In his capacity as ODAC chief, Ali was often assisted by his sons, Usama and Ibrahim, and his brother Youssef. Ibrahim became particularly assertive starting in 2006. That same year, Ali’s cousin Abdelhamid took the helm of the Libyan Investment and Development Holding Company (LIDCO), a real-estate vehicle through which billions of public dollars flowed.

LIDCO served three main state clients: ODAC, the Housing and Infrastructure Board, and the Civil Aviation Authority. Thus, during the regime’s last half-decade, the two cousins did business together, often without any oversight. LIDCO did not respond to a request for comment.

Also in 2006, Benaa wa Tashyeed, a state-owned construction enterprise established by Qadhafi’s regime the previous year, fell under ODAC’s control, becoming an extension of the Dabaiba family’s influence. For many of its projects, ODAC required that foreign firms—including Arsel, on several non-Derna projects contracted between 2007 and 2010—partner with Benaa wa Tashyeed in joint ventures.

From a governance perspective, the configuration posed a significant problem. Both the Libyan client (ODAC) and the Libyan contractor (Benaa wa Tashyeed) operated under the sway of the same family—a clear conflict of interest that undermined the principles of checks and balances, damaging project integrity and undercutting public interest. Suspicions of impropriety were further fueled by the absence of evidence that Benaa wa Tashyeed ever possessed the capabilities necessary to fulfill its high-profile mandates in these joint ventures. In response to The Sentry’s questions, a senior Benaa wa Tashyeed official indicated that from 2006 to 2010, projects were awarded to Benaa wa Tashyeed in a centralized manner based on favoritism, without regard for the company’s capabilities.

The official noted that this practice undermined project completion and added that Benaa wa Tashyeed’s weak finances prevented timely payments and limited its ability to attract qualified personnel. The period from 2005 to 2010, while all this was happening, was also one of the most financially prosperous in Libya’s history.

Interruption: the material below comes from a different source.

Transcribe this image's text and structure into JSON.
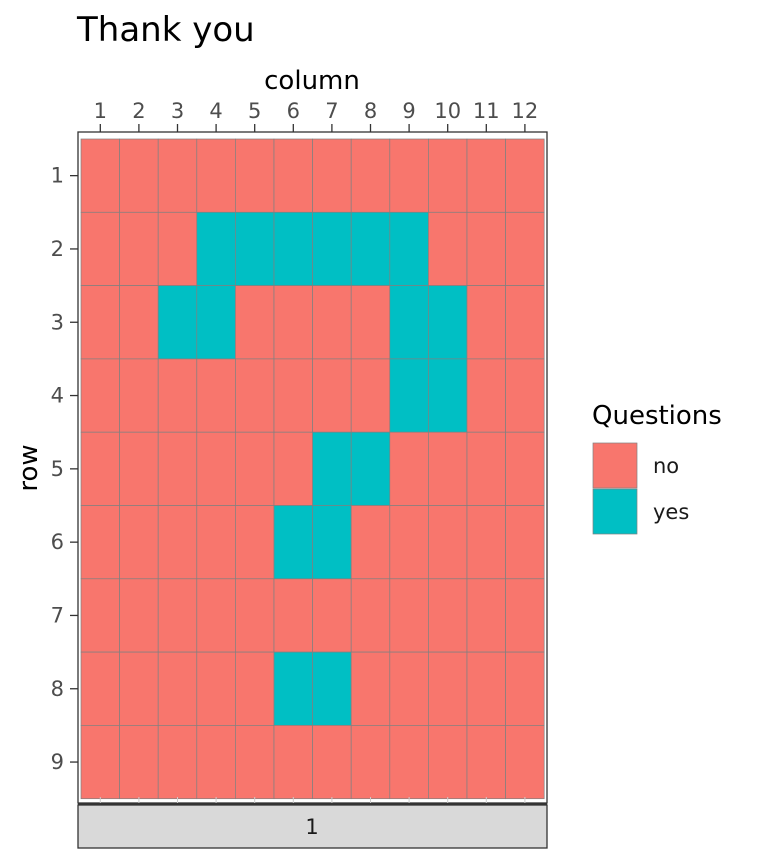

The December 2003 agreement between the US and the Qadhafi regime led to the removal of international sanctions, which—in conjunction with then-rising oil prices— brought about a surge in national prosperity.

Soon afterward, hundreds of foreign companies flocked to Libya. By the time of the February 2011 insurgency, the Qadhafi regime was overseeing more than $70 billion in ongoing projects, including more than $15 billion in contracts awarded to 200 Turkish firms active in 100 different locations across Libya.

In eastern Libya, in the cities of Tobruk, Benghazi, and Derna, 28 Turkish companies were said to be working on projects with a combined value of $3 billion. ODAC and LIDCO were the most prolific in handing out new contracts, with other active spenders including the Housing and Infrastructure Board and the Highways Authority. But despite these impressive figures, many of the projects did not actually proceed as planned once the paperwork was signed.

As the number of projects swelled, a change occurred: The pace of many Turkish construction projects in Libya became more laborious—if they got off the ground at all. The pronounced slowdown coincided with the rise in Dabaiba-linked corruption, which reached levels so severe that it hampered the implementation of construction projects.

Five former Libyan officials and a Turkish corruption expert told The Sentry that Ali al-Dabaiba and his relatives routinely demanded more than 15% in kickbacks as they negotiated infrastructure projects, especially during the years leading up to the 2011 uprisings.

The diversion of project funds into these bribes severely strained foreign contractors’ profit margins and operational budgets, often resulting in poor execution, delays, and long halts, despite timely payments from the Libyan state. Some companies responded by borrowing money, minimizing expenditures, progressing slowly on projects, and then, after years of delay, requesting additional funds from the Libyan state.